И все чувствуют, что эта, как бы покрытая полупрозрачной грусти, остатная служба – что-то временное, какой-то неизбежный великопостный финал, но вот-вот чья-то невидимая рука сорвет пелену – и церковь огласится звуками радости.

Так это и случилось. Батюшка вышел из алтаря в светлых ризах. Забрали хоругви и вышли из церкви. И когда там остались только церковный староста да с ним еще два-три особенно благочестивых прихожанина, все двери – на западе, на севере и на юге – затворились.

Был крестный ход вокруг церкви, а когда потом с радостным пением «Христос воскресе» вошли в церковь, то она уже была залита огнями. Горели паникадила, все лампадки и множество свечей перед иконами и в алтаре.

И народ наполнил церковь, держа в руках горящие свечи, а пел на клиросе уже не дьяк Евтихий, у которого и голоса-то никакого не было, а деревенский хор под управлением учителя Ипостасова.

И лица у всех сияли радостью, когда ясные и звонкие голоса школьников высокими дискантами возгласили весть о том, что узнали жены-мироносицы, придя ко гробу Христа, а басы – тоже деревенские молодцы, раньше учившиеся в школе, но успевшие уже пожениться и завести свои хозяйства, – зычными голосами поддержали их.

Но в то самое время, когда в церкви происходило это духовное ликование, на деревне случилось событие до того невиданное и не похожее на то, чего можно было ожидать в эту ночь, и так противоречившее общему настроению, что в первые минуты никто даже не хотел верить.

В церкви как раз в это время начали петь ирмос. О. Христофор высоким тенором из алтаря возгласил «Воскресения день, просветимся, людие», а хор подхватил, вся церковь, объятая восторгом, как бы понеслась к разверстым небесам.

И вдруг в раскрытые двери из ограды донесся какой-то смешанный гул голосов, сперва сдержанно, потом все громче и громче, как будто в самую церковь стремилась ворваться какая-то громада.
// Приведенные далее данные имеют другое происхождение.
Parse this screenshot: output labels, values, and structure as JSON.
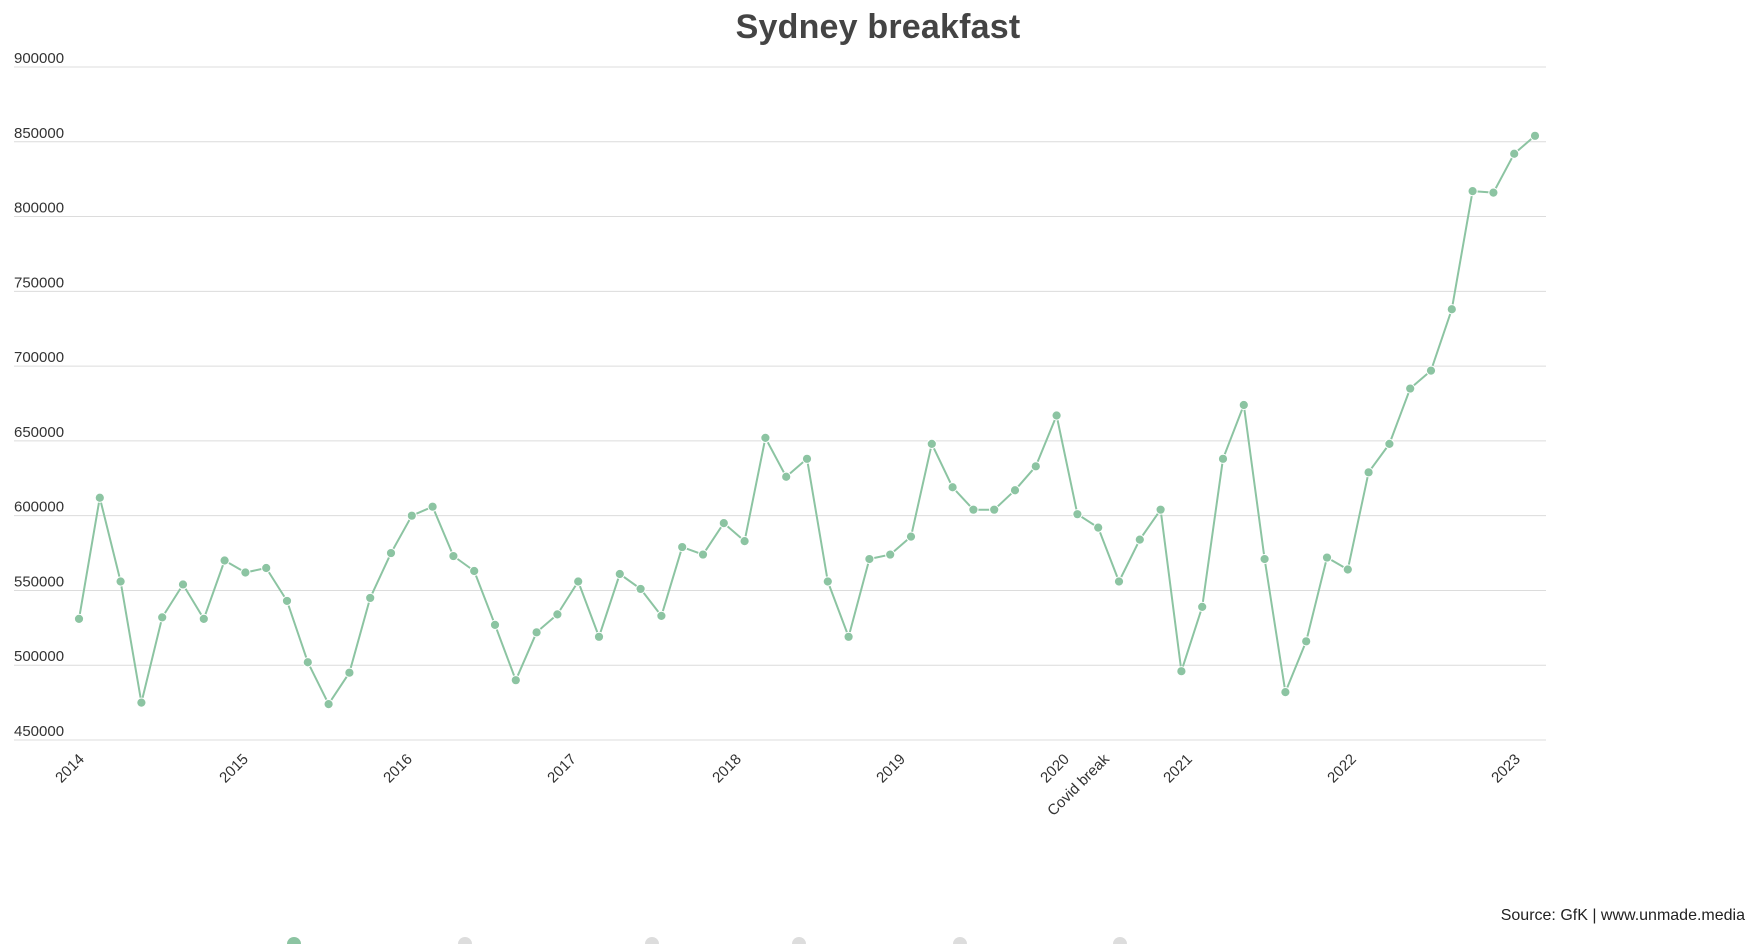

Казалось, что там, в ограде, с треском отворяются ворота и калитка, а может быть, даже ломается самая ограда: и слышался топот человеческих ног, а потом с площади лошадиное ржание и неистовый лай собак из деревни.

Молившиеся прихожане вздрогнули и невольно, даже совершая этим грех, начали оглядываться на дверь.

Певчие вдруг остановились посреди песнопения. О. Христофор вышел из алтаря. Лицо его было смущенно и бледно. Непонимающими глазами смотрел он на народ и видел, что у входа уже началось движение.

Деревенские жители, почуяв беду, выходили из церкви и в ограде присоединялись к бегущим, а скоро церковь почти совершенно опустела.

Остались в ней только батюшка, да дьяк Евтихий, да певчие, да некоторые из хуторян, до которых лично не могло касаться то, что происходило на селе.

Тогда и о. Христофор прервал утреню.

II

А случилась, в сущности, довольно обычная деревенская беда, но только в эту ночь она всем казалась изумительной и даже невероятной.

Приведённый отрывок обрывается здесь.